Marina migrou de partido em partido sempre em busca de um alvo, a Presidência da República. Com os vinte milhões de votos do pleito passado, deixou-se picar pela mosca azul. Não tendo conseguido registrar seu instrumento particular de acesso ao poder, faz suspense e só neste sábado decidirá se opta por um partido já constituído. Se faz suspense, é porque ainda não largou o osso. Se não, já teria dito que não aceita partido algum.
E aí surge o problema. Se aceita, a tal de Rede perde seu carro-chefe. Sete partidos nanicos, querendo pôr a mão em seu potencial de votos, oferecem sua legenda. Claro que o E.T. de Xapuri só anuirá se for cabeça de chapa. Sabe muito bem que se não aceitar, terá uma longa travessia no deserto até 2018.

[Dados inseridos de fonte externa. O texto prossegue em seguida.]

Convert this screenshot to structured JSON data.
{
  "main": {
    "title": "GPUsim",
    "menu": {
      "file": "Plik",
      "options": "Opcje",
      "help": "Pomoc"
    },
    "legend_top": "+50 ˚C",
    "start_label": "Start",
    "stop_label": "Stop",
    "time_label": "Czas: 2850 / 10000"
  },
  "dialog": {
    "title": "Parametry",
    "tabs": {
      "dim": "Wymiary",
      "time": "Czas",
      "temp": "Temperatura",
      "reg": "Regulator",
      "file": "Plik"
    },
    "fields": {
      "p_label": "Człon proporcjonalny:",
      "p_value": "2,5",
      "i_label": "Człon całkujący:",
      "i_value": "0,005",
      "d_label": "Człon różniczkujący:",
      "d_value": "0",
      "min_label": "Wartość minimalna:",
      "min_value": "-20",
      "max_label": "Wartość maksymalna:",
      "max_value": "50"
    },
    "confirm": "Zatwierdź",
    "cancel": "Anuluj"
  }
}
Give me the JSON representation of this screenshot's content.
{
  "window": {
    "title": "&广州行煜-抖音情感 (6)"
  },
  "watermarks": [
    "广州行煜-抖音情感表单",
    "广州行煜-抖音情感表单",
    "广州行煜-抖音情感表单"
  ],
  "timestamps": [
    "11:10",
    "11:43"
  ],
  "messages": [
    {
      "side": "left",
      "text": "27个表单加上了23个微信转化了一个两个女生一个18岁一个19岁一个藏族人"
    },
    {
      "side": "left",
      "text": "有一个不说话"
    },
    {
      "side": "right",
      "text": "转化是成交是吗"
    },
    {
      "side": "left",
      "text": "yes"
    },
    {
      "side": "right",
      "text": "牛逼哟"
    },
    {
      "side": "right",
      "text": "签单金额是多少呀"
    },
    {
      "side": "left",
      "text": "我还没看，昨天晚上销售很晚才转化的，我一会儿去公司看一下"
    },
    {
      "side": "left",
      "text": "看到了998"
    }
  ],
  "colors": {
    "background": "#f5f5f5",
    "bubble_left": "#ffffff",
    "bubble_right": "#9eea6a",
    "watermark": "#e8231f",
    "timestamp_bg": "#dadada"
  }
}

Aceitando, tem mídia garantida até as próximas eleições. De repente, não mais que de repente, alguma legenda vai trocar sua carta por um novo estilo em política, o evangelismo ecológico.
De comunista de carteirinha, Marina morena virou santa do dia para a noite. Dizia que a Rede de Sustentabilidade – estranho partido que se define com um heptassílabo indecifrável pelo eleitor comum – não tinha como finalidade sua candidatura. Neste sábado, veremos se é coerente ou hipócrita.